朝日新聞によれば、ユネスコの調査で、世界で2500言語が消滅の危機にあるとのことです。
世界に、約6000の異なる言語が存在するということ自体で、普通の日本人の常識を超えていますが、そのうちの半数ちかくが、消滅の危機、538言語が「極めて深刻」な危機にあるとのこと。
1950年以降で、219言語が消滅したそうです。ふむふむ。
日本では、アイヌ語が、「極めて深刻」で、話者は、15人!!!だそうです。

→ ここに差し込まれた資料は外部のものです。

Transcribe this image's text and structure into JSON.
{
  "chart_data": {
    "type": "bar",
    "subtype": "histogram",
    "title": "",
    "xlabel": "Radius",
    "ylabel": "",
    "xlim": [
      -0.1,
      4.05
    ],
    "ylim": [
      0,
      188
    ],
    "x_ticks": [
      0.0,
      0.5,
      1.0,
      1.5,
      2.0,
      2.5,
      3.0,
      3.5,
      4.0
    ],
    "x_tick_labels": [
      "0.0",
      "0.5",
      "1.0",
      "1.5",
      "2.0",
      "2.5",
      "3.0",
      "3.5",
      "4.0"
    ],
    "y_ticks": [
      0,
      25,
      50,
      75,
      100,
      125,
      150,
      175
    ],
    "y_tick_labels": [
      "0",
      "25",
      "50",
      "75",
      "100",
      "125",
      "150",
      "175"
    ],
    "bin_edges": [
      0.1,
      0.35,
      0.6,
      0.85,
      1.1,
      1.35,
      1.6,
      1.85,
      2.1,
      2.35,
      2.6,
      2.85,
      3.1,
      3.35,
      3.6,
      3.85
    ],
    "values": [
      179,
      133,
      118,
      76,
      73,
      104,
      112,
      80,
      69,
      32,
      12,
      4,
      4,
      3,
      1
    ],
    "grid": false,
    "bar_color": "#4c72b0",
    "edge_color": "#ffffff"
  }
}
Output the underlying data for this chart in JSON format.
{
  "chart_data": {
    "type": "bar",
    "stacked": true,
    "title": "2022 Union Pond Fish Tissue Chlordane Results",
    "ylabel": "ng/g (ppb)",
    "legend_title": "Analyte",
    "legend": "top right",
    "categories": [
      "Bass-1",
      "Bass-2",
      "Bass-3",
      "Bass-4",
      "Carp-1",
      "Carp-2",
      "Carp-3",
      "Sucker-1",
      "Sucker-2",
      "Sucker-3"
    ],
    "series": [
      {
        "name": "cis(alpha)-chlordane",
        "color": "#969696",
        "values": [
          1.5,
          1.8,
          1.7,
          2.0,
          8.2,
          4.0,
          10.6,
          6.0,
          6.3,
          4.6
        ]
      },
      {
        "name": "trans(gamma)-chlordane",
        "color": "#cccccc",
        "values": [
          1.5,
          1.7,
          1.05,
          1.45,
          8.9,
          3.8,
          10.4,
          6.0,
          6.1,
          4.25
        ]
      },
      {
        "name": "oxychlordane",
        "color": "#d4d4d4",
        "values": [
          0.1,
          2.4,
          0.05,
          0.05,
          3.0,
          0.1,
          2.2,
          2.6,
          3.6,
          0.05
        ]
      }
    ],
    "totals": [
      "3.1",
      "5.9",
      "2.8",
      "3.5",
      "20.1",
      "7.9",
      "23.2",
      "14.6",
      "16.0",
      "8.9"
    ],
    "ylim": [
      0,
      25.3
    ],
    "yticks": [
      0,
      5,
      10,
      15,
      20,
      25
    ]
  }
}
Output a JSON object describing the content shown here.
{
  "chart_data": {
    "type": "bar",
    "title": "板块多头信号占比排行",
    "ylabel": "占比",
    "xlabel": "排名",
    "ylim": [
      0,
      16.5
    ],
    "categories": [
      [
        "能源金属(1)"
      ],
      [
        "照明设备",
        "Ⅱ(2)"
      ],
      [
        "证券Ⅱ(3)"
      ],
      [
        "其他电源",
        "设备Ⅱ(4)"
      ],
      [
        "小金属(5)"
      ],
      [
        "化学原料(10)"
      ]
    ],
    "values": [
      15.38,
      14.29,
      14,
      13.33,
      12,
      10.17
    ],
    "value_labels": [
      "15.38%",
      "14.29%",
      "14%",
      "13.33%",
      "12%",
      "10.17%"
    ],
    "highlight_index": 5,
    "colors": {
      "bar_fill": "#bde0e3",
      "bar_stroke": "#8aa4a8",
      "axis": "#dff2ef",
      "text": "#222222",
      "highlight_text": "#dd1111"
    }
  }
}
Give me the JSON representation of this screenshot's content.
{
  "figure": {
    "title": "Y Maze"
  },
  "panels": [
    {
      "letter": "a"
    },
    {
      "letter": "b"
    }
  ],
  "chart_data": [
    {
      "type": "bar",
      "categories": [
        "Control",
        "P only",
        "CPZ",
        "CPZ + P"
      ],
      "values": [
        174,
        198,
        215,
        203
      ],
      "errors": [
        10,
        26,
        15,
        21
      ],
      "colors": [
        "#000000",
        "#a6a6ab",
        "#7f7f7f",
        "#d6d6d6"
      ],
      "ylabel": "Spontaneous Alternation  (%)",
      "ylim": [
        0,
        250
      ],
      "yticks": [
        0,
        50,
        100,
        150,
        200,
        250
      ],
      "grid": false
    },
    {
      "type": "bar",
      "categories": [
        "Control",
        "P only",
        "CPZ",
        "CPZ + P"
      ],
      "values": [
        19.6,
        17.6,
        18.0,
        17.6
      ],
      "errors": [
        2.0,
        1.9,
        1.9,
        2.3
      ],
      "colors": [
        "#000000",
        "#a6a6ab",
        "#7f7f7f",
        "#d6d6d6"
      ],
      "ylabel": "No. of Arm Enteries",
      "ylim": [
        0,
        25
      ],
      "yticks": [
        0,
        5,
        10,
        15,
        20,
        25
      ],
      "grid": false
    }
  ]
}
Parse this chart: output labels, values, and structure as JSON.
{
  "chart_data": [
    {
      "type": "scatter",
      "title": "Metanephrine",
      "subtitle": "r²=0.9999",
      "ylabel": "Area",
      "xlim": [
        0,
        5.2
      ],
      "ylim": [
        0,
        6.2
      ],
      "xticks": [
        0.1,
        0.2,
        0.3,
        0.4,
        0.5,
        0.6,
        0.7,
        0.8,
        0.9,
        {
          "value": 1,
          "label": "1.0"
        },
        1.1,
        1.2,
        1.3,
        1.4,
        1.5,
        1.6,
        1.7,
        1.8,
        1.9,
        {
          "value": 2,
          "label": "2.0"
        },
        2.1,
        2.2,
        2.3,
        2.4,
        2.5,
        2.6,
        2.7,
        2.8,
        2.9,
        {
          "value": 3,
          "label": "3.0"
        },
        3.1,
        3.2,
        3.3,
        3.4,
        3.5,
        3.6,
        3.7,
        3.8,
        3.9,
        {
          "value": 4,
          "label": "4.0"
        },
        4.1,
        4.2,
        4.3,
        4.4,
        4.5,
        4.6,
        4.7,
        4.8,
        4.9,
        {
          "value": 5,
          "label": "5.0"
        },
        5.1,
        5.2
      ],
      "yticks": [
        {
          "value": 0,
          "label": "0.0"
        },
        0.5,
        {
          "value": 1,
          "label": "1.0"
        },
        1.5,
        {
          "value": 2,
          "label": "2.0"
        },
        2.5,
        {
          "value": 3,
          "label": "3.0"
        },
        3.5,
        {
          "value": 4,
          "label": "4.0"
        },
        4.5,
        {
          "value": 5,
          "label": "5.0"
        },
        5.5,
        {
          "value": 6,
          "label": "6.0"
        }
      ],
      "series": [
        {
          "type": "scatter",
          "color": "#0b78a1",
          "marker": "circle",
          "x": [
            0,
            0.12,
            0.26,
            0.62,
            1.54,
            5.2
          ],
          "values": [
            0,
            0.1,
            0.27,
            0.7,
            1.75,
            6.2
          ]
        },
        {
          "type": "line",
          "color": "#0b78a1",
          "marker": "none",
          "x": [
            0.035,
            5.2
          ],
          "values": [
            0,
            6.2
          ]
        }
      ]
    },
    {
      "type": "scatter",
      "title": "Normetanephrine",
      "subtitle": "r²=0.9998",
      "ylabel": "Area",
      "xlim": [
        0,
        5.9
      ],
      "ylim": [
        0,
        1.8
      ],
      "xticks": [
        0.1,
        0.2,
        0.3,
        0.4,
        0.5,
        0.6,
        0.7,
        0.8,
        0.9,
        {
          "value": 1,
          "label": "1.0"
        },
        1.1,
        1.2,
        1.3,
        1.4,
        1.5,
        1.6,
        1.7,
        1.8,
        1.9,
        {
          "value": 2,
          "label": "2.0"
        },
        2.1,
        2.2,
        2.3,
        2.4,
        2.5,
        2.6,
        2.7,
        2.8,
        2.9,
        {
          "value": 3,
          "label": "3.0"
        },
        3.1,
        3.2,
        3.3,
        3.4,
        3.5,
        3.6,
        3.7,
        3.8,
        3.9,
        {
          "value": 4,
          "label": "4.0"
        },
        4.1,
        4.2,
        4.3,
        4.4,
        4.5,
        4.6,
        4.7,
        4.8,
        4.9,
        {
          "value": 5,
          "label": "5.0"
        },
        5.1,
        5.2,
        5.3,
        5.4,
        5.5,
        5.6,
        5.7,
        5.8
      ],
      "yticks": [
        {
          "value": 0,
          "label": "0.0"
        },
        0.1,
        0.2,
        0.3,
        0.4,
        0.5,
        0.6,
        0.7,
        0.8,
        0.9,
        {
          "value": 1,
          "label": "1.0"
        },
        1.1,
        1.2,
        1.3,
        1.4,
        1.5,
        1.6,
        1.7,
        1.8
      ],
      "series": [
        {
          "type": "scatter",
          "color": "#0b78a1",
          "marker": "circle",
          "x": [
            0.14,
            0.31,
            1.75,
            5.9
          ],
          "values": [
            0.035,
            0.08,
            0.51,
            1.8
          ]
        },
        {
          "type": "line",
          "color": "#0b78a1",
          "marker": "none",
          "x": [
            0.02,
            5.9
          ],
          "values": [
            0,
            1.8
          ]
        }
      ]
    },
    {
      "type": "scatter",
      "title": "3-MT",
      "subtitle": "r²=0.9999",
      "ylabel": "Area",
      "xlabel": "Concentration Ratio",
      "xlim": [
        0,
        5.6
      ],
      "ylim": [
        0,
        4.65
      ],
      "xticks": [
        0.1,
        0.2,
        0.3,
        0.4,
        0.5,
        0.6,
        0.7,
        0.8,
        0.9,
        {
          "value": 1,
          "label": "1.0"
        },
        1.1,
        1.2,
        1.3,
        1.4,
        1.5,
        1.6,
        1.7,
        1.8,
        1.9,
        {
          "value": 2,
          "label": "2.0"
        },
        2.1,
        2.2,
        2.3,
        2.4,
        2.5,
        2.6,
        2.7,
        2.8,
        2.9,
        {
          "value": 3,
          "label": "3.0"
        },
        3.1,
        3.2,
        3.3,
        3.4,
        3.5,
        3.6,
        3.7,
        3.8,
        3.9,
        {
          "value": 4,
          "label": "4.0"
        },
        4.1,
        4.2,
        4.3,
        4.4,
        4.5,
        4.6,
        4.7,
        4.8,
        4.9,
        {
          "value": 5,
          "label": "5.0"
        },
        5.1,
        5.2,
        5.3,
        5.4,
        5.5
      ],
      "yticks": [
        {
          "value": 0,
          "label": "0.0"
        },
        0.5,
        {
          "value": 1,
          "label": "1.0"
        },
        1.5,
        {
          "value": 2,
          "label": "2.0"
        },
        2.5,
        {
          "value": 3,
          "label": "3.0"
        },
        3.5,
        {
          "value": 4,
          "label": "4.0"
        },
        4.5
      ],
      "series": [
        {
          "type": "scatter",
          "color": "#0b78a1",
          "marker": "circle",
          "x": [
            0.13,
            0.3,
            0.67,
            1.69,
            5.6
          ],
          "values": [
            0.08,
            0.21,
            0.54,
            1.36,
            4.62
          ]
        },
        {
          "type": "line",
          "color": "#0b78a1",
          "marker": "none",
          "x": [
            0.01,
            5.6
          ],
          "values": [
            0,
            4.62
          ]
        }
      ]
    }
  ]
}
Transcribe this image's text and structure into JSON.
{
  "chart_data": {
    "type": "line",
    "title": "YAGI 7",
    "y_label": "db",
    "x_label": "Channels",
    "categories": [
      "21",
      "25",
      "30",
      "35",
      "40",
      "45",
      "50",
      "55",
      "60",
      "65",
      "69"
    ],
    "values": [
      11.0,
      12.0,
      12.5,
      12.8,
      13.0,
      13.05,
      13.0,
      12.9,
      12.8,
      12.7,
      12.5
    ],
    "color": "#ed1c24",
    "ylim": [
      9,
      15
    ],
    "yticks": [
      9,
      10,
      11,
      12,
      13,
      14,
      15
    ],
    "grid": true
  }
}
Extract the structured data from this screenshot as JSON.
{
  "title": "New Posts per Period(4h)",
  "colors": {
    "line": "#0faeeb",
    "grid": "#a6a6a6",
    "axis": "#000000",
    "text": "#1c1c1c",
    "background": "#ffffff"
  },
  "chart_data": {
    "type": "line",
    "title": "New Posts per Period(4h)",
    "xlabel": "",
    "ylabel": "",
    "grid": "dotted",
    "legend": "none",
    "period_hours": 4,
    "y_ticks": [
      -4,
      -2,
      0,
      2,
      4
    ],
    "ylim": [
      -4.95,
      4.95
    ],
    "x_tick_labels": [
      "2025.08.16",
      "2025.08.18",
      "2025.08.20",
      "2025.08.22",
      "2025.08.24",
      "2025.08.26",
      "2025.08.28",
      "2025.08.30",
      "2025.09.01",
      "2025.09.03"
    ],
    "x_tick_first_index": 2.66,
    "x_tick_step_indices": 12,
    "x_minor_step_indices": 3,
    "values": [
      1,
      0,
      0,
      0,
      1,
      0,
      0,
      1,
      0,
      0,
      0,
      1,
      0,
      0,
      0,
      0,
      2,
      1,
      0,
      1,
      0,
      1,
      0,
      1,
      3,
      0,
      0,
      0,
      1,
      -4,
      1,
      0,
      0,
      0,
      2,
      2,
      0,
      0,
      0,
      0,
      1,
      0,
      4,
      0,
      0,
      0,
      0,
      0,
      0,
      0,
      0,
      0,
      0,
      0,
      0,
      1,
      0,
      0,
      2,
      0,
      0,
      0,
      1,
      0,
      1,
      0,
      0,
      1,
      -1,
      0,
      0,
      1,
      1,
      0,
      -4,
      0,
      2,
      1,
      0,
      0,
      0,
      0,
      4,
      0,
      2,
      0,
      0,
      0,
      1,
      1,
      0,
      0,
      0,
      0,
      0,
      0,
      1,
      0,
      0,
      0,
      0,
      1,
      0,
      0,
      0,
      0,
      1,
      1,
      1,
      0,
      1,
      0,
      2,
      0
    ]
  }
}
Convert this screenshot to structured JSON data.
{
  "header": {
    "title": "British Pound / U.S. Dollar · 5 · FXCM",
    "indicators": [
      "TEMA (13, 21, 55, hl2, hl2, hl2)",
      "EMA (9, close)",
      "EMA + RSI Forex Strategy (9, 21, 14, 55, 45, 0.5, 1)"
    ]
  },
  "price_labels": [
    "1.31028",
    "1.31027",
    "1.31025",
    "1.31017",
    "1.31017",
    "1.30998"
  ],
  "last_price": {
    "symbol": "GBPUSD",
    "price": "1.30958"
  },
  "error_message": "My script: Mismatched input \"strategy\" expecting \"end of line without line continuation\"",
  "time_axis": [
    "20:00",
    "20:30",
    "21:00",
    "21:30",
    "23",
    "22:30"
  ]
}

もはや、なんとも、申し上げられませんが、時代の淘汰は、厳しい面もあるのは、事実でしょう。
ただ、率直に申し上げて、地球上の人類がもつべき、言語の種類として、1000単位のものが、必要であろうとは、カールバーグには、思えません。
沖縄や八丈島の言語も、「絶滅危惧種」になっているみたいですが、沖縄に遊びに行ったときに、「メンソーレ」が、なくなってしまうのは、ちょっと寂しい気がします。
日本語自体は、ガラパゴスになろうが、なんだろうが、100年くらいは、生き残るでしょう。
EUの公用語だけでも、23ヶ国語あるわけですし、ま、とりあえず、100言語くらいは、末永く、生き残ると考えるのが、普通でしょう。いずれにしても、人類の言語って、気が遠くなるくらい、異種があるということで...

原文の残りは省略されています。